The world’s most populous country has reversed a ban on tiger and rhino parts — Chinese officials have announced that the country will allow the use of rhinoceros horns and tiger bones in traditional medicine, a move which conservationists have called a “massive blow” to wildlife.
Poaching is one of the main forces driving them to extinction. Nearly every part of a tiger has been used to “treat” a nearly endless list of health issues — even though there’s no science to support any of these “treatments”. The same thing happens to rhinos.
Bones are particularly prized in traditional Chinese medicine. After the skin and muscles are peeled off, the bone is dried and smashed into a powder, and then mixed into various potions that allegedly treat health conditions.
In the earlier parts of the century, the bones came from a massive national stockpile. As part of the People’s Republic of China’s Great Leap Forward, Mao Zedong declared tigers were pests preventing national development, leading to a dramatic decline in the tiger population — which was a godsend for traditional healers, who stockpiled dried animal parts. For the South China Tiger, which is now probably extinct, it was the end of the road. But even so, the stockpiles started running low around 1986, so professional poachers started hunting tigers in other areas — particularly where corruption was rife and law enforcement was non-existent. As a result, many other populations started declining.
From 1990 to 1992, China exported some 27 million units of tiger medicines and wine to 26 countries, according to TRAFFIC, a nonprofit that documents illegal wildlife trade. Reluctantly, China took action, and one year later, enacted a ban on tiger and rhino medicine trade. While the black market never really went away and remained very active, few pharmacies openly sold these remedies, and the problem was at least curbed. It wasn’t perfect, but China did take steps to implement and enforce the ban, carrying out public education campaigns, preventing effective substitutes for tiger and rhino medicines, and strengthening law enforcement.
Now, China wants to go back on that ban.
The State Council, China’s cabinet, recently released a policy directive explaining that it will legalize the use of rhino horns and tiger bones for “medical research or in healing,” but only by certified hospitals and doctors, and only from rhinos and tigers raised in captivity, excluding zoo animals.

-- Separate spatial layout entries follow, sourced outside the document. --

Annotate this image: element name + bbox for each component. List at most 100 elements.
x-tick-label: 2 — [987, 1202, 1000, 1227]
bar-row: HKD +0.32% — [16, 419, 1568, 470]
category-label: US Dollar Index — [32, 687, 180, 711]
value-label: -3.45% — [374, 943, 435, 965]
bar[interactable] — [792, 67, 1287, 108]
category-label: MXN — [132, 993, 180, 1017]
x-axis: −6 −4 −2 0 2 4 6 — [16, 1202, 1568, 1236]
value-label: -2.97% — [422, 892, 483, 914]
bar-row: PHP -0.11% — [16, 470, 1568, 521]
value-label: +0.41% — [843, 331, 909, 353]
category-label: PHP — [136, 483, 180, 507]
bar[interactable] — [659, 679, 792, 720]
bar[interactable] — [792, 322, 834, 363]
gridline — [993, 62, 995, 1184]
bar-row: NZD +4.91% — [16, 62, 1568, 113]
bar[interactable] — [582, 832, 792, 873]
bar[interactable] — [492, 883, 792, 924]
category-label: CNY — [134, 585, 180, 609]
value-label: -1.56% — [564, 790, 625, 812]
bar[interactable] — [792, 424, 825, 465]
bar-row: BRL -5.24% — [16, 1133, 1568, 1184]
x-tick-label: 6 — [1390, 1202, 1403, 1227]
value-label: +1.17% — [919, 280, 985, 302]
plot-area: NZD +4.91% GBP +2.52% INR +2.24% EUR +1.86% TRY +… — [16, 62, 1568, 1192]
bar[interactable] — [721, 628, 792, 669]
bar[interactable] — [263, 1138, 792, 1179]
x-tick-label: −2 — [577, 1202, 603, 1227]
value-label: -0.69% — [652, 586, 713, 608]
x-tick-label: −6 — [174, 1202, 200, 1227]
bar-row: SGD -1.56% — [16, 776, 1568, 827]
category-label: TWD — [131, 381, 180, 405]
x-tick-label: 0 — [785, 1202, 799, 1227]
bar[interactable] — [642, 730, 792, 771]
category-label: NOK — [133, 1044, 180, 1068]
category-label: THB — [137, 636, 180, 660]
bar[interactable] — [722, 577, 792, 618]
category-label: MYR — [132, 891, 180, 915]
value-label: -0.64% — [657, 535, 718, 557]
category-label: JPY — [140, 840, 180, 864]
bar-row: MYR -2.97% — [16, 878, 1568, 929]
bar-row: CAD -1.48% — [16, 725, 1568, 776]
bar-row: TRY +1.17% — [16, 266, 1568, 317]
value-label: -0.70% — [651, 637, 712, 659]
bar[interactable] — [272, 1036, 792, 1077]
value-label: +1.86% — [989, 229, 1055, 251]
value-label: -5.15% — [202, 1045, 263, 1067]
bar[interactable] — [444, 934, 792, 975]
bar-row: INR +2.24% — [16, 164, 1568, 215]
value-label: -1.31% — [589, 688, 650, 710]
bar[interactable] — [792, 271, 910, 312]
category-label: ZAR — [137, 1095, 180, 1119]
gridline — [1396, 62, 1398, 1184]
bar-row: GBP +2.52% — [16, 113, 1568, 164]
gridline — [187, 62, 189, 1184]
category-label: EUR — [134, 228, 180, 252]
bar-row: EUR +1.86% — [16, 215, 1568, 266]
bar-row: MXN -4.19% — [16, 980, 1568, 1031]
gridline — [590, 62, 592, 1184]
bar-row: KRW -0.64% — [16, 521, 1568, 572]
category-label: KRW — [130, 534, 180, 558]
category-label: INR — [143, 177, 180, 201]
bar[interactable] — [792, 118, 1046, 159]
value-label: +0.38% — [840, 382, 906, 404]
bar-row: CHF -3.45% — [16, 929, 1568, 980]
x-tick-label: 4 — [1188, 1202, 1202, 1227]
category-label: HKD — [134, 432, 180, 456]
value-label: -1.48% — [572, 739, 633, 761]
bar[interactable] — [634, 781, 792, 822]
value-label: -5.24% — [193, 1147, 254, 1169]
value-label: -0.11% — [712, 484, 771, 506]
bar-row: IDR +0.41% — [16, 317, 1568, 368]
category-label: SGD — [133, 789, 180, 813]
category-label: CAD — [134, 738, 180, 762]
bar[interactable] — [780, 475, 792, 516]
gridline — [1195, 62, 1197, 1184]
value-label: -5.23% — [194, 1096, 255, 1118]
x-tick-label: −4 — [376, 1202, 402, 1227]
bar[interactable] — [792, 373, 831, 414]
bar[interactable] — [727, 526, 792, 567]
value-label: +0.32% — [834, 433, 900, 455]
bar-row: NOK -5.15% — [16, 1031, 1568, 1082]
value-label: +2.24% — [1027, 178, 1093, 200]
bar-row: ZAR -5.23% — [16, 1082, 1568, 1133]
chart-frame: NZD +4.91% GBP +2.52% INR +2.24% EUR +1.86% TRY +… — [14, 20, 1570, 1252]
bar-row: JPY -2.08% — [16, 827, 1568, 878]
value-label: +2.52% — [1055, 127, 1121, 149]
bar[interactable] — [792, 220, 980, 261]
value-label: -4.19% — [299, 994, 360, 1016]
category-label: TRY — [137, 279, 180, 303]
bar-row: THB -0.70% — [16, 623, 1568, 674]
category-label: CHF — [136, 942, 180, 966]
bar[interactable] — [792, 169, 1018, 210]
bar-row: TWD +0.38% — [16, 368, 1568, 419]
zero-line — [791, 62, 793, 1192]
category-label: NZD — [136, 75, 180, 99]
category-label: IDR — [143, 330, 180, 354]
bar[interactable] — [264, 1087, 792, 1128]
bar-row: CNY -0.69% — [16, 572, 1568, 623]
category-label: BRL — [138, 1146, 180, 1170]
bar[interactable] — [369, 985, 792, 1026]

“Rhino horns and tiger bones used in medical research or in healing can only be obtained from farmed rhinos and tigers, not including those raised in zoos. Powdered forms of rhino horn and bones from dead tigers can only be used in qualified hospitals by qualified doctors recognized by the State Administration of Traditional Chinese Medicine,” the directive read.
This move came as a surprise and raised criticism from environmental groups, who said it would bring back the dark days of tiger and rhino trading.
“It’s a devastating decision,” said Leigh Henry, director of wildlife policy at the World Wildlife Fund in Washington. “I can’t overstate the potential impact.”
The Chinese state media tried to spin this as a way to help protect rhinos and tigers, by improving oversight. However, this is a partial return on the ban, which is by no means an improvement.
Enforcement on the ban was already hard enough, but now, with this setback, things are almost certainly going to get worse.
According to the WWF, there are 6,500 tigers in captivity in China, as of 2010. There’s no newer data, and the number of captive rhinos is unknown.
Aside from the “growing” of these wild, endangered animals for parts, there’s a good chance wild animals will also end up caught in the fray, since the captive animals might not satisfy the market, and the origin of the body parts can be forged with relative ease.